La fortaleza. El pundonor. El
esfuerzo. La lucha. Sientes que todos estos pilares, que te han ayudado a
perseverar en tus sueños durante tantos años, se diluyen y se derrumban en esta
isla solitaria y perdida en el Pacífico. Cuando miras hacia atrás descubres que
queda muy alejado en el tiempo ese primer día en el que, gracias a tu padre,
lograste montar por primera vez en un biplano y descubriste una imagen
fascinante de Los Ángeles, una panorámica aérea maravillosa. Era sentirte como
un pájaro. Sentir su libertad. Después de aquellos minutos mágicos,
espléndidos, tuviste claro que tu vida siempre estaría ligada al aire, al
cielo, a las nubes.
–¿Te
ha gustado la experiencia, jovencita? –te dijo con una sonrisa entusiasta el
experimentado piloto americano que participó en la Primera Guerra Mundial y que
ahora se ganaba la vida haciendo exhibiciones junto a otros compañeros de
escuadrón.
–Me
ha fascinado –respondiste, sabiendo en tu fuero interno que, desde ese instante,
querrías ser aviadora, pero no una aviadora cualquiera, una mujer como tantas
otras con un sueño irrealizable, utópico, una mujer que acabaría convirtiéndose
en la esposa de algún aristócrata inglés con sueños de grandeza emigrado a los
Estados Unidos, no, tú querías ser una pionera, una persona capaz de grabar su
nombre y sus gestas a fuego en el cielo.
–Ya
sabes lo que se siente al estar en el aire.
Claro
que lo sentiste. ¡Y de qué manera!

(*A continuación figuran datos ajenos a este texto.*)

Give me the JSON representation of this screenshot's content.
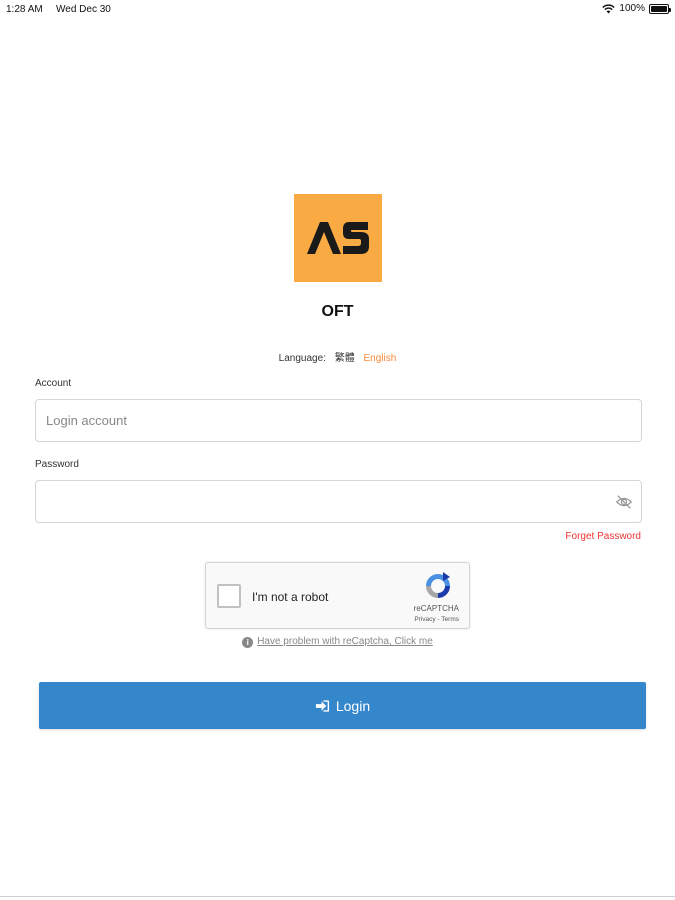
{
  "status_bar": {
    "time": "1:28 AM",
    "date": "Wed Dec 30",
    "battery_percent": "100%",
    "icons": [
      "wifi-icon",
      "battery-icon"
    ]
  },
  "logo": {
    "text": "AS",
    "background_color": "#f9aa43"
  },
  "app": {
    "name": "OFT"
  },
  "language": {
    "label": "Language:",
    "options": [
      "繁體",
      "English"
    ],
    "selected": "English",
    "selected_color": "#f58a3a"
  },
  "form": {
    "account_label": "Account",
    "account_placeholder": "Login account",
    "account_value": "",
    "password_label": "Password",
    "password_placeholder": "",
    "password_value": "",
    "password_toggle_icon": "eye-slash-icon",
    "forget_password": "Forget Password",
    "forget_password_color": "#ee3333"
  },
  "recaptcha": {
    "label": "I'm not a robot",
    "brand": "reCAPTCHA",
    "terms": "Privacy - Terms",
    "checked": false
  },
  "captcha_help": {
    "text": "Have problem with reCaptcha, Click me",
    "icon": "info-icon"
  },
  "login_button": {
    "label": "Login",
    "icon": "sign-in-icon",
    "color": "#3587cc"
  }
}
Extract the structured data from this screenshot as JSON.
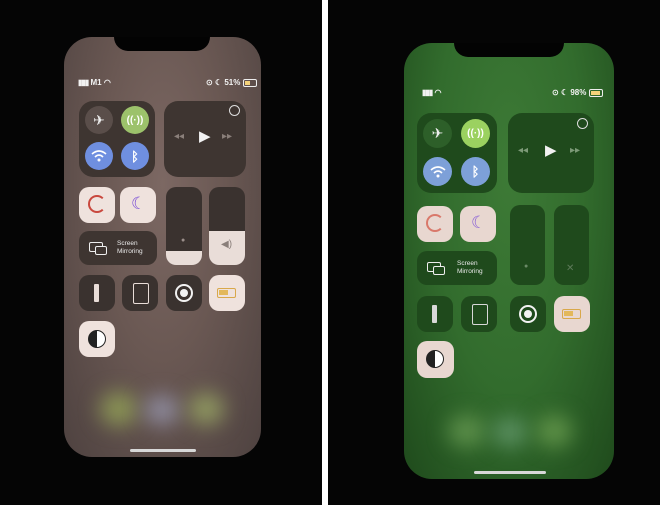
{
  "left_phone": {
    "status": {
      "carrier": "M1",
      "battery": "51%"
    },
    "screen_mirroring_label": [
      "Screen",
      "Mirroring"
    ],
    "screen_tint": "#6a5a55"
  },
  "right_phone": {
    "status": {
      "battery": "98%"
    },
    "screen_mirroring_label": [
      "Screen",
      "Mirroring"
    ],
    "screen_tint": "#2f6a2b"
  },
  "icons": [
    "airplane-icon",
    "cellular-icon",
    "wifi-icon",
    "bluetooth-icon",
    "airplay-icon",
    "rewind-icon",
    "play-icon",
    "fast-forward-icon",
    "rotation-lock-icon",
    "moon-icon",
    "screen-mirroring-icon",
    "brightness-icon",
    "volume-icon",
    "flashlight-icon",
    "calculator-icon",
    "record-icon",
    "battery-icon",
    "dark-mode-icon"
  ],
  "colors": {
    "divider": "#ffffff",
    "accent_green": "#8bc34a",
    "accent_blue": "#2d6fe0"
  }
}
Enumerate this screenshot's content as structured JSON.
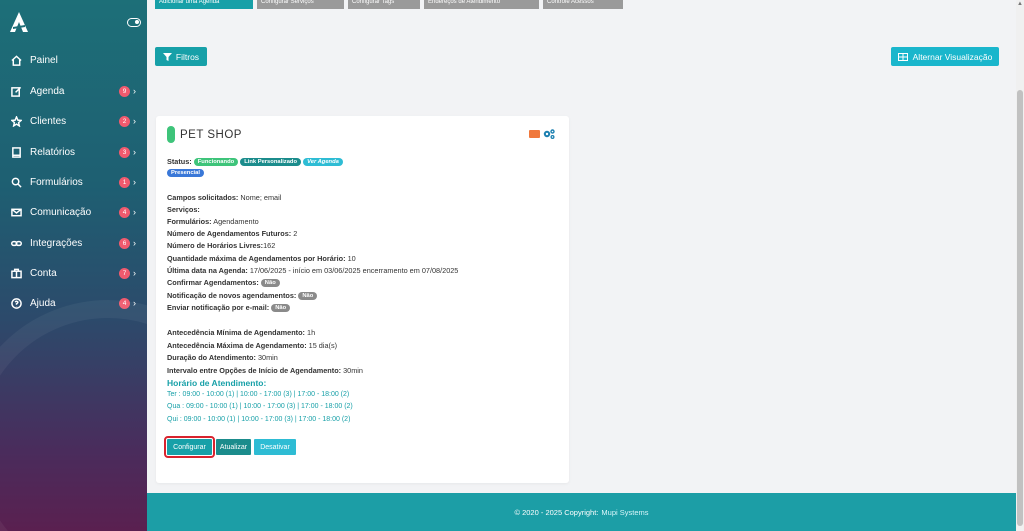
{
  "sidebar": {
    "items": [
      {
        "label": "Painel",
        "icon": "home-icon",
        "badge": ""
      },
      {
        "label": "Agenda",
        "icon": "edit-icon",
        "badge": "9"
      },
      {
        "label": "Clientes",
        "icon": "star-icon",
        "badge": "2"
      },
      {
        "label": "Relatórios",
        "icon": "book-icon",
        "badge": "3"
      },
      {
        "label": "Formulários",
        "icon": "search-icon",
        "badge": "1"
      },
      {
        "label": "Comunicação",
        "icon": "mail-icon",
        "badge": "4"
      },
      {
        "label": "Integrações",
        "icon": "link-icon",
        "badge": "6"
      },
      {
        "label": "Conta",
        "icon": "briefcase-icon",
        "badge": "7"
      },
      {
        "label": "Ajuda",
        "icon": "help-icon",
        "badge": "4"
      }
    ]
  },
  "tabs": [
    {
      "label": "Adicionar uma Agenda"
    },
    {
      "label": "Configurar Serviços"
    },
    {
      "label": "Configurar Tags"
    },
    {
      "label": "Endereços de Atendimento"
    },
    {
      "label": "Controle Acessos"
    }
  ],
  "toolbar": {
    "filter_label": "Filtros",
    "toggle_view_label": "Alternar Visualização"
  },
  "card": {
    "title": "PET SHOP",
    "status_label": "Status:",
    "status_badges": [
      "Funcionando",
      "Link Personalizado",
      "Ver Agenda",
      "Presencial"
    ],
    "fields": {
      "campos_label": "Campos solicitados:",
      "campos_value": " Nome; email",
      "servicos_label": "Serviços:",
      "formularios_label": "Formulários:",
      "formularios_value": " Agendamento",
      "futuros_label": "Número de Agendamentos Futuros:",
      "futuros_value": " 2",
      "livres_label": "Número de Horários Livres:",
      "livres_value": "162",
      "max_label": "Quantidade máxima de Agendamentos por Horário:",
      "max_value": " 10",
      "ultima_label": "Última data na Agenda:",
      "ultima_value": " 17/06/2025 - início em 03/06/2025 encerramento em 07/08/2025",
      "confirmar_label": "Confirmar Agendamentos:",
      "confirmar_value": "Não",
      "notif_label": "Notificação de novos agendamentos:",
      "notif_value": "Não",
      "email_label": "Enviar notificação por e-mail:",
      "email_value": "Não",
      "min_label": "Antecedência Mínima de Agendamento:",
      "min_value": " 1h",
      "maxant_label": "Antecedência Máxima de Agendamento:",
      "maxant_value": " 15 dia(s)",
      "dur_label": "Duração do Atendimento:",
      "dur_value": " 30min",
      "int_label": "Intervalo entre Opções de Início de Agendamento:",
      "int_value": " 30min"
    },
    "schedule_title": "Horário de Atendimento:",
    "schedule": [
      "Ter : 09:00 - 10:00 (1) | 10:00 - 17:00 (3) | 17:00 - 18:00 (2)",
      "Qua : 09:00 - 10:00 (1) | 10:00 - 17:00 (3) | 17:00 - 18:00 (2)",
      "Qui : 09:00 - 10:00 (1) | 10:00 - 17:00 (3) | 17:00 - 18:00 (2)"
    ],
    "buttons": {
      "configurar": "Configurar",
      "atualizar": "Atualizar",
      "desativar": "Desativar"
    }
  },
  "footer": {
    "copyright": "© 2020 - 2025 Copyright:",
    "company": "Mupi Systems"
  },
  "colors": {
    "primary": "#17a0a8",
    "highlight": "#d9232e",
    "badge": "#f05a6e"
  }
}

Ese aire que ahora te falta. Ese aire que
ahora te induce a no sentir tristeza, miedo ni dolor. Ese aire que es vacío,
que es quietud y desasosiego. Que es abismo. Ese aire que se muestra
indiferente, que desmitifica cualquier deseo, cualquier anhelo por muy
vehemente y sincero que este pueda ser. Apartas la vista de esta hoguera que
agoniza y sientes que el cielo hacia el que miras, ese cielo salpicado de estrellas
titilantes hacia el que enfocas tu mirada, una mirada enferma, ajironada, se
descompone en miles de partículas que caen sobre ti en forma de una lluvia
fina, menuda; ahora, sí, ya, 24 de julio de 1937, día de tu 40º aniversario, mientras
sientes una templanza y una entereza que aportan a tu alma una serenidad
agradable, benéfica; ahora que pronto, muy pronto, vas a emprender un nuevo y
definitivo vuelo en busca de un paraíso eterno; ahora, sí, ya, de una manera
definitiva, tajante, incuestionable, sientes que ese aire que te falta eres tú
y que tú pronto serás polvo, nada, vacío, soledad, en medio de un cielo
deshecho en fragmentos en esta isla remota del Pacífico.